Zero per cent beers are likely to be made stronger in an effort to encourage more people to choose healthier alternatives. Ministers in the UK are proposing to increase the legal limit for alcohol-free beers from 0.05 per cent ABV to 0.5 per cent, in line with standards in Europe and the US. The aim is to expand the market and provide consumers with more options. Brewers believe that with this change, they can create non-alcoholic beers that closely resemble the taste of regular alcoholic beverages.
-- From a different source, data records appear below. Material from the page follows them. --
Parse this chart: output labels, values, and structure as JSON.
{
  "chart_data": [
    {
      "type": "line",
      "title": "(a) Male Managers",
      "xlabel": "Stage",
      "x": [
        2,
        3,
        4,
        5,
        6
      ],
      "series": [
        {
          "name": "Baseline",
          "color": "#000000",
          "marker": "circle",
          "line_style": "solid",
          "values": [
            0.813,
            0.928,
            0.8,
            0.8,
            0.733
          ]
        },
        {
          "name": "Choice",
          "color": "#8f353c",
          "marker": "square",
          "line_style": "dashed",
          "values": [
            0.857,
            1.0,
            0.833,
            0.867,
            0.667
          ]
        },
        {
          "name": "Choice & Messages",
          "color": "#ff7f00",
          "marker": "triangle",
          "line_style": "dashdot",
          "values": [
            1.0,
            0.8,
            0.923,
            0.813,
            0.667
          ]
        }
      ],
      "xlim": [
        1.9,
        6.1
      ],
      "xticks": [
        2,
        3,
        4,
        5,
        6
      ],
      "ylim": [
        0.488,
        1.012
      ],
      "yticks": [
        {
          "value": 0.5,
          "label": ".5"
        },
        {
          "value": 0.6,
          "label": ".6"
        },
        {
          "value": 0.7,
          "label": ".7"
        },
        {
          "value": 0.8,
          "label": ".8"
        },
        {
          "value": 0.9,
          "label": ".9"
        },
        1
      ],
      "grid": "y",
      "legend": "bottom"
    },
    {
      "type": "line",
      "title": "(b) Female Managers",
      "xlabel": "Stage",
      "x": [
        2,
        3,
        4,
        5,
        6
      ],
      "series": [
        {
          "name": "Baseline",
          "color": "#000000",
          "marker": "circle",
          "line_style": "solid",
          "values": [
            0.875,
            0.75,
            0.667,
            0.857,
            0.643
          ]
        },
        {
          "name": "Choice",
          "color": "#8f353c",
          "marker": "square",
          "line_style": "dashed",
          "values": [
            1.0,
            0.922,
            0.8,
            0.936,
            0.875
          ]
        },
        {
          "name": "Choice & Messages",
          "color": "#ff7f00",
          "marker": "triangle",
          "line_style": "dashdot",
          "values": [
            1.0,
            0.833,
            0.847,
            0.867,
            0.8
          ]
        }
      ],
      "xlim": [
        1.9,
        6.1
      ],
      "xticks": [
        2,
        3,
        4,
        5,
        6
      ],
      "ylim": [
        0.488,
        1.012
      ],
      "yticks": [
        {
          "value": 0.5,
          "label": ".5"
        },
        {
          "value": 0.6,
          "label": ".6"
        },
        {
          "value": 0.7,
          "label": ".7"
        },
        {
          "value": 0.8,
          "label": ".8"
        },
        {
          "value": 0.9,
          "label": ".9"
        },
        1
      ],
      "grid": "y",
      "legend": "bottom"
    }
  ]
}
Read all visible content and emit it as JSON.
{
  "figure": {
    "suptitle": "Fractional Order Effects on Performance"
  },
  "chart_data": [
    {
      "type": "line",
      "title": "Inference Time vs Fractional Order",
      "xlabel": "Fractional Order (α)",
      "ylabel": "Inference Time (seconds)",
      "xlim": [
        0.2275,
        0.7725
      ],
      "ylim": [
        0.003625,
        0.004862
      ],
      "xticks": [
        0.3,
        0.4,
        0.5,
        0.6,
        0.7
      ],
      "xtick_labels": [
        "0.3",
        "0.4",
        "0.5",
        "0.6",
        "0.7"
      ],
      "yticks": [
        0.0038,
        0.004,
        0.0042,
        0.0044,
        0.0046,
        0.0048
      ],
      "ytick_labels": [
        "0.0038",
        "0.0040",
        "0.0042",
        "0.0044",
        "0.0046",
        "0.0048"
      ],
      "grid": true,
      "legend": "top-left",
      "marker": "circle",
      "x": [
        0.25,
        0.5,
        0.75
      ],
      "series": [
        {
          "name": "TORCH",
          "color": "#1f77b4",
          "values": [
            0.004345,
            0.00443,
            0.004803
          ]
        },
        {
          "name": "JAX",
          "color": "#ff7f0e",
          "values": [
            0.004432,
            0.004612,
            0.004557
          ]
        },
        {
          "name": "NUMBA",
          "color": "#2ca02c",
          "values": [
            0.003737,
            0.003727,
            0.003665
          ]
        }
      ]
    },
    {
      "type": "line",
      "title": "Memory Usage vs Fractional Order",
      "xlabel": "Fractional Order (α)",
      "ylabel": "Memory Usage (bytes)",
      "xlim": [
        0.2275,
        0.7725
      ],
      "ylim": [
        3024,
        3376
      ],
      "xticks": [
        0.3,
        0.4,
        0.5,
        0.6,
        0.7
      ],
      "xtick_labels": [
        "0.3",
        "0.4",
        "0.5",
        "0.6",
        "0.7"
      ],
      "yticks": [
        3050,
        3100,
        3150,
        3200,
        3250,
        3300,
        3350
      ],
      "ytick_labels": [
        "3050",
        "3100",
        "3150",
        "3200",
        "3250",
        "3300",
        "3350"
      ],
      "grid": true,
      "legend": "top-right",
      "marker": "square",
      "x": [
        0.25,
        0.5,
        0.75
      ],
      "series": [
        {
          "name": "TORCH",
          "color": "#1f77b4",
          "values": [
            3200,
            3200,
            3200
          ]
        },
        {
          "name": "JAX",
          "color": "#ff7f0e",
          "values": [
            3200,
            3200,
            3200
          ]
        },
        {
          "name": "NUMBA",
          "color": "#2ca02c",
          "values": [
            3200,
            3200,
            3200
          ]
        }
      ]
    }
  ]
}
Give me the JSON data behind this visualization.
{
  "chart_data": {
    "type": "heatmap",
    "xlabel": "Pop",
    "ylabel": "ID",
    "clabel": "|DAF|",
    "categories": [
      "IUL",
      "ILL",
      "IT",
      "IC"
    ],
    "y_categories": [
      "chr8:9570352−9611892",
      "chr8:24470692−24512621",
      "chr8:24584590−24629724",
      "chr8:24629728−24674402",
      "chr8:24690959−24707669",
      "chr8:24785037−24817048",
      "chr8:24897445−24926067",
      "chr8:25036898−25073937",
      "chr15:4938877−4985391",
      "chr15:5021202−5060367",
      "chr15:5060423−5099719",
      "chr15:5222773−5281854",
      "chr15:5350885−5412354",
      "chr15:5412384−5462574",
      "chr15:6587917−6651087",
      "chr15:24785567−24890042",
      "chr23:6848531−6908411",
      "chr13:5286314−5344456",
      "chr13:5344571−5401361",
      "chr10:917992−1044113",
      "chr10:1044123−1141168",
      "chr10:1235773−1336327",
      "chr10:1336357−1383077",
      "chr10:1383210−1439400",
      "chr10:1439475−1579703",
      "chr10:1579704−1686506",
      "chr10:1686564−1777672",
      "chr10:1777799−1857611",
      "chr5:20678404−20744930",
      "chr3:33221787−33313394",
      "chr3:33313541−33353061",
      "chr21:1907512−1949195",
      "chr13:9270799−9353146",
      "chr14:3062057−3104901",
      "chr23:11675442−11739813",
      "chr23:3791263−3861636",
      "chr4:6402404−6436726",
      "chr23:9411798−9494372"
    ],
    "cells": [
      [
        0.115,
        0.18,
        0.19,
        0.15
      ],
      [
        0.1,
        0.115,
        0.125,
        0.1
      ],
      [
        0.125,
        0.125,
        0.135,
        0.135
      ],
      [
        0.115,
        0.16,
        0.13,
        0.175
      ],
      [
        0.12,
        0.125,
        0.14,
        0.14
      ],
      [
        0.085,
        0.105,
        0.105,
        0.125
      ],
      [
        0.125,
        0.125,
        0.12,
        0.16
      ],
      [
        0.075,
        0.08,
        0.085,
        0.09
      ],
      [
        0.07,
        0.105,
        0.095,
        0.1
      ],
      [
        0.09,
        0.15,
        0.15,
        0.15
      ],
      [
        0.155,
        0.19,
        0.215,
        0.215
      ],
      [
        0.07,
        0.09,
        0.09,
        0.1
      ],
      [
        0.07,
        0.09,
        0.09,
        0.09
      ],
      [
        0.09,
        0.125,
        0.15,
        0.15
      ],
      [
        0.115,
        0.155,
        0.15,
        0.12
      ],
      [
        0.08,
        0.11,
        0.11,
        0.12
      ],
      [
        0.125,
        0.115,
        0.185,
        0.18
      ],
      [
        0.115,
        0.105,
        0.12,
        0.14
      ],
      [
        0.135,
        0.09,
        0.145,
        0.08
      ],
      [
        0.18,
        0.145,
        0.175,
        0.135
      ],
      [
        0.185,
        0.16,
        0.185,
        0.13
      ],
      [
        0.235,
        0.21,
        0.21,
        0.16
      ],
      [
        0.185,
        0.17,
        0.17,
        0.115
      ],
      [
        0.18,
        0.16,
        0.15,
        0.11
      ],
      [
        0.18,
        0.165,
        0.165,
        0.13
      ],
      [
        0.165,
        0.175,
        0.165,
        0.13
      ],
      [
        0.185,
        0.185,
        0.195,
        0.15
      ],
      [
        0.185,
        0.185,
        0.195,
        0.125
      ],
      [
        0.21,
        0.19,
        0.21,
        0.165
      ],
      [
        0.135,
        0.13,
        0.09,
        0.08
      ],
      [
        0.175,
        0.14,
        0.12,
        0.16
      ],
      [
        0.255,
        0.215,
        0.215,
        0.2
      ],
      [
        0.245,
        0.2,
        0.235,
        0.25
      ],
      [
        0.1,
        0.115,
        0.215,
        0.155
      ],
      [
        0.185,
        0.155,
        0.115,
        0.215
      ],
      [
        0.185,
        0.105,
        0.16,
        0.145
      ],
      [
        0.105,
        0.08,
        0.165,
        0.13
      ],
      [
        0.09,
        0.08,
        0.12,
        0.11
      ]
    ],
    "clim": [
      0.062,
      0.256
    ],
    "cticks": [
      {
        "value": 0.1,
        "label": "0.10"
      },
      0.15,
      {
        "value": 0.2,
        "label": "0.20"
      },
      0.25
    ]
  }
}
Boosting the market and variety
By increasing the strength of non-alcoholic beers, the UK government hopes to boost the market for healthier drinking options and provide consumers with a wider range of choices. Many breweries believe that the extra leeway in alcohol content will enable them to better replicate the taste of traditional alcoholic beverages.
Health benefits and market growth
Studies have shown that low-alcohol and non-alcoholic alternatives can significantly reduce the negative health effects associated with alcohol consumption. As a result, the market for these products is booming, with three out of ten people purchasing them regularly. The proposed change in the legal limit for non-alcoholic beers aims to align UK regulations with those in Europe and the US, further supporting the growth of the market.
Consultation on rule changes
The UK Department of Health is currently conducting an eight-week consultation on the proposed rule changes. In addition to increasing the legal limit for alcohol-free beers, the consultation may also require manufacturers to display the alcohol by volume (ABV) on low-strength beer bottles. The Portman Group, which represents the drinks industry, has welcomed the consultation, hoping it will encourage more people to choose low and no alcohol alternatives.
Guinness 'pint' row brewing
A dispute has arisen over the size of new pint cans of Guinness. While the brewer claims that its Guinness Draught in 538ml cans is "perfect for your pint glass," some customers have pointed out that a true pint is actually 568ml. Some argue that the smaller can size can fit a pint glass but may not completely fill it, while others suggest that the reduced size leaves space for the foamy head. Guinness has not commented on the issue, but an insider claims that the cans are designed to fill a pint glass after the "surge and settle."